Por otra parte, también lo exige así la naturaleza. Aun en casa de los ricos el niño no posee nada propio. Todo pertenece a sus padres que le dan cuanto le hace falta según sus necesidades. A ejemplo suyo, el alma que entra en la vía de infancia espiritual, debe considerarse como si nada propio poseyera.
 
I. – El espíritu de pobreza pone al alma al abrigo de la indigencia haciéndoselo esperar todo de Dios
Tal era en el pensamiento de Santa Teresita el medio más seguro de nunca jamás carecer de nada. Deducía su razonamiento de lo que ocurre entre los pobres. “Aun en casa de estos – explica ella – se da al niño cuanto necesita. Pero así que ha crecido, su padre no quiere ya alimentarle y le dice: «Ahora trabaja, que ya te bastas tú solo». Pues, para no oír eso – añade ella – no he querido crecer sintiéndome incapaz de ganar mi vida, la vida eterna del cielo. Pues yo no he podido nunca hacer nada sola. He permanecido siempre chiquitina, no teniendo otra ocupación que la de coger flores de amor y de sacrificio y ofrecérselas a Dios para agradarle.” (Consejos y recuerdos)
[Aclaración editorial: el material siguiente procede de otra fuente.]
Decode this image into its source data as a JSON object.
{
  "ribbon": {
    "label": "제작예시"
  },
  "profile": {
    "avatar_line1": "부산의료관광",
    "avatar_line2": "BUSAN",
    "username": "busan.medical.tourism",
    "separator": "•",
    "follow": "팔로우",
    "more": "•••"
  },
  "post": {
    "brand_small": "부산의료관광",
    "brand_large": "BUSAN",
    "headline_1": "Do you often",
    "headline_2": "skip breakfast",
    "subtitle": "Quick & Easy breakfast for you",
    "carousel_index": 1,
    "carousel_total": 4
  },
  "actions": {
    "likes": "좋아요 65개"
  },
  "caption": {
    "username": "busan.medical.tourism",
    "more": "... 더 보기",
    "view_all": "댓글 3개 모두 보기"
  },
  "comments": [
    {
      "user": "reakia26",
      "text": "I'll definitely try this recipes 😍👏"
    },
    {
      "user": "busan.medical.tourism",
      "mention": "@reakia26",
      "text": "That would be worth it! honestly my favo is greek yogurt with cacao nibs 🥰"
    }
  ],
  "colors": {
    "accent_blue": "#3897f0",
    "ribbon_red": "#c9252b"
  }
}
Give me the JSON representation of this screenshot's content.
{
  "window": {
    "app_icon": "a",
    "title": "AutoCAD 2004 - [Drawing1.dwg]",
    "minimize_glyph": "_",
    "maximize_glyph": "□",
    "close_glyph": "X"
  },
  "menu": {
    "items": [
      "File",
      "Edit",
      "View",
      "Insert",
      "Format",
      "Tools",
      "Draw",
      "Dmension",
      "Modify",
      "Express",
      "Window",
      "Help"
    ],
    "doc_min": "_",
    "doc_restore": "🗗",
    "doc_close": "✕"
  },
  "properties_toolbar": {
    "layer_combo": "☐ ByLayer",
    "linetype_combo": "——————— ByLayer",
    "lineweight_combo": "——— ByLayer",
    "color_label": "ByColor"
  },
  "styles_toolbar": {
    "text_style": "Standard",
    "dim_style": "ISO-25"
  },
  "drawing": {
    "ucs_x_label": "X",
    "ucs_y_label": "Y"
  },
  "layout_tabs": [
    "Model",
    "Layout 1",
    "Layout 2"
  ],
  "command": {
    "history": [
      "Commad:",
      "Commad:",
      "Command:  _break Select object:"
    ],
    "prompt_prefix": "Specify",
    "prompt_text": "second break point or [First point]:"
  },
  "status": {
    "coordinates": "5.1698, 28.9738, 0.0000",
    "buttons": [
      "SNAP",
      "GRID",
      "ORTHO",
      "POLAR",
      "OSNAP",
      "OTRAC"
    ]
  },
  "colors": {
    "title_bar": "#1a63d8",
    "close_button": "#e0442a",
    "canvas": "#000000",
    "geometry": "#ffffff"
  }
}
No se podría razonar mejor, ni más amablemente ni con mayor sabiduría. La niña de la Providencia decía no ha mucho a su Padre Celestial: “¡Nada soy; sed mi Fuerza!” Ahora añade: «Nada tengo; ¡sed mi riqueza!” ¿Cómo un padre tan bueno y tan rico como es Dios podría dejar en la indigencia, mientras los padres de la tierra, tan alejados de su divina bondad, tienen tanto gusto en escuchar los menores deseos de sus hijitos? De suerte que el alma que tiene conciencia de su indigencia, que se ve sin virtud y sin valor, incapaz de todo bien, impotente ante el menor sacrificio como ante la  menor tentación  y lo  reconoce sinceramente, no tiene mas que volverse confiada hacia Aquel cuya bondad suple todo. Un grito de su corazón, una palabra de su  boca, un gesto, una mirada bastarán: la oración más sencilla es siempre la mejor. Y el Padre que desde lo alto de los cielos mira con amor todo lo que es humilde y pequeño, vendrá en auxilio de su hijo.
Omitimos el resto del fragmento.